Prior to review, the SRE team prepares post-mortem content and identifies preliminary repair items for the live site team and product development team. Items might include code fixes, augmented telemetry, or updated alerts or TSGs. Fabric SREs are familiar with many of these areas and often proactively make the adjustments in real time while responding to an active incident. Doing so helps to ensure that changes are incorporated into the system in time to detect reoccurrence of a similar issue. In cases where an incident was the result of a customer escalation, the SRE team adjusts existing automated alerting and SLIs to reflect customer expectations. For the small number of incidents that require escalation to a Subject Matter Expert (SME) of the impacted scenario/component, the Fabric SRE team will review ways in which the same incident (or similar incidents) could be handled without escalation in the future. The detailed analysis by the SRE team helps the product development team to design a more resilient, scalable, and supportable product.
Beyond review of specific postmortems, the SRE team also generates reports on aggregate incident data to identify opportunities for service improvement such as future automation of incident mitigation or product fixes. The reporting combines data from multiple sources, including the customer support team, automated alerting, and service telemetry. The consolidated view provides visibility into those issues that are most negatively impacting service and team health, and the SRE team then prioritizes potential improvements based on overall benefit to service reliability. For example, if a particular alert is firing too frequently or generating disproportionate impact on service reliability, the SRE team can partner with the product development team to invest in relevant quality improvements. Completing these work items drives improvement to service and live site metrics and directly contributes to organizational objective key results (OKRs). In cases where an SLI has been consistently met for a long period of time, the SRE team may suggest increases to the service SLO to provide an improved experience for our customers.

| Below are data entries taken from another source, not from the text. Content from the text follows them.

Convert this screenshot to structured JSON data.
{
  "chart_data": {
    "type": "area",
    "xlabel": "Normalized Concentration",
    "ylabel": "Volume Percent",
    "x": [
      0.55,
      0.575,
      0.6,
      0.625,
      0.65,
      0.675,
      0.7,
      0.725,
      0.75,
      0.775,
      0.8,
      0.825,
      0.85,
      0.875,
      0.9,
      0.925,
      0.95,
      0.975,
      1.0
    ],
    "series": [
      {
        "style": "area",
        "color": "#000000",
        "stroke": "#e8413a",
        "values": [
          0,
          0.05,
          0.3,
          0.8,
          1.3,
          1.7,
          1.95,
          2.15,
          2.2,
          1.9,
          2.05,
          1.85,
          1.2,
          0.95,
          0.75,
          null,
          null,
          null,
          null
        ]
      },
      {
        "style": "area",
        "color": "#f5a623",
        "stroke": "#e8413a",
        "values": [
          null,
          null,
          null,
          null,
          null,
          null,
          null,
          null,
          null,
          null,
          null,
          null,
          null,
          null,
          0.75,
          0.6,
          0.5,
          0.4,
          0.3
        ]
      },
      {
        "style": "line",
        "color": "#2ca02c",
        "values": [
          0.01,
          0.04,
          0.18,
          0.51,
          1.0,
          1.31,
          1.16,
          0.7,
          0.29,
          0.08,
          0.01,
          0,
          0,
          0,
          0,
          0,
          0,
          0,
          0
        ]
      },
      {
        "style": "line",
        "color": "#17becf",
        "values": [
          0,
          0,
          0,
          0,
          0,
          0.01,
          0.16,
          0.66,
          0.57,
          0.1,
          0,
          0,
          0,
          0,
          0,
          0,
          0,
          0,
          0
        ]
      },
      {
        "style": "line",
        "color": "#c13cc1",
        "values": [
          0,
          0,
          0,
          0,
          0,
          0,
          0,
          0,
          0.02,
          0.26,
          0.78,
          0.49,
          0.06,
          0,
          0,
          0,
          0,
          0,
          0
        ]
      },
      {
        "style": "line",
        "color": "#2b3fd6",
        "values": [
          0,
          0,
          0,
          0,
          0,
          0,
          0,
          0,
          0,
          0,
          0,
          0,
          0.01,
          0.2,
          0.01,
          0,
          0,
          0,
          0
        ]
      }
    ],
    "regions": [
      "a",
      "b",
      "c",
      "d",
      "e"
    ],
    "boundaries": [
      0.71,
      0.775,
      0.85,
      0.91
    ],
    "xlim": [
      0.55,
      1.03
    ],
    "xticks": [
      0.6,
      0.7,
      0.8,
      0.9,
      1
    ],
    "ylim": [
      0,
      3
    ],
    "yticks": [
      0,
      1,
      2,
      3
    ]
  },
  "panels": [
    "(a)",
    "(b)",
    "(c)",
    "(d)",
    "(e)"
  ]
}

Measuring success through objective key results (OKRs)
The Fabric team has a comprehensive set of Objective Key Results (OKRs) that are used to ensure overall service health and customer satisfaction. OKRs can be divided into two categories:
Service Health OKRs - These OKRs directly or indirectly measure the health of scenarios or components in the service and often are tracked by monitoring or alerting. Example: A single capacity owned by a customer is failing to load datasets for querying.
Live Site Health OKRs - These OKRs directly or indirectly measure how efficiently, and effectively live site operations are addressing service incidents and outages. Example: Time To Notify (TTN) customers of an impacting incident.
The time required for the Fabric team to react to incidents as measured by TTN, TTA, and TTM significantly exceeds targets. Alert automation directly correlates with the team’s ability to sustain exponential service growth, while continuing to meet or exceed target response times for incident alerting, notification, and mitigation.
The above OKRs are actively tracked by the Fabric live site team, and the Senior Leadership Team, to ensure that the team continues to meet or exceed the baseline required to support substantial service growth, to maintain a sustainable live site workload, and to ensure high customer satisfaction.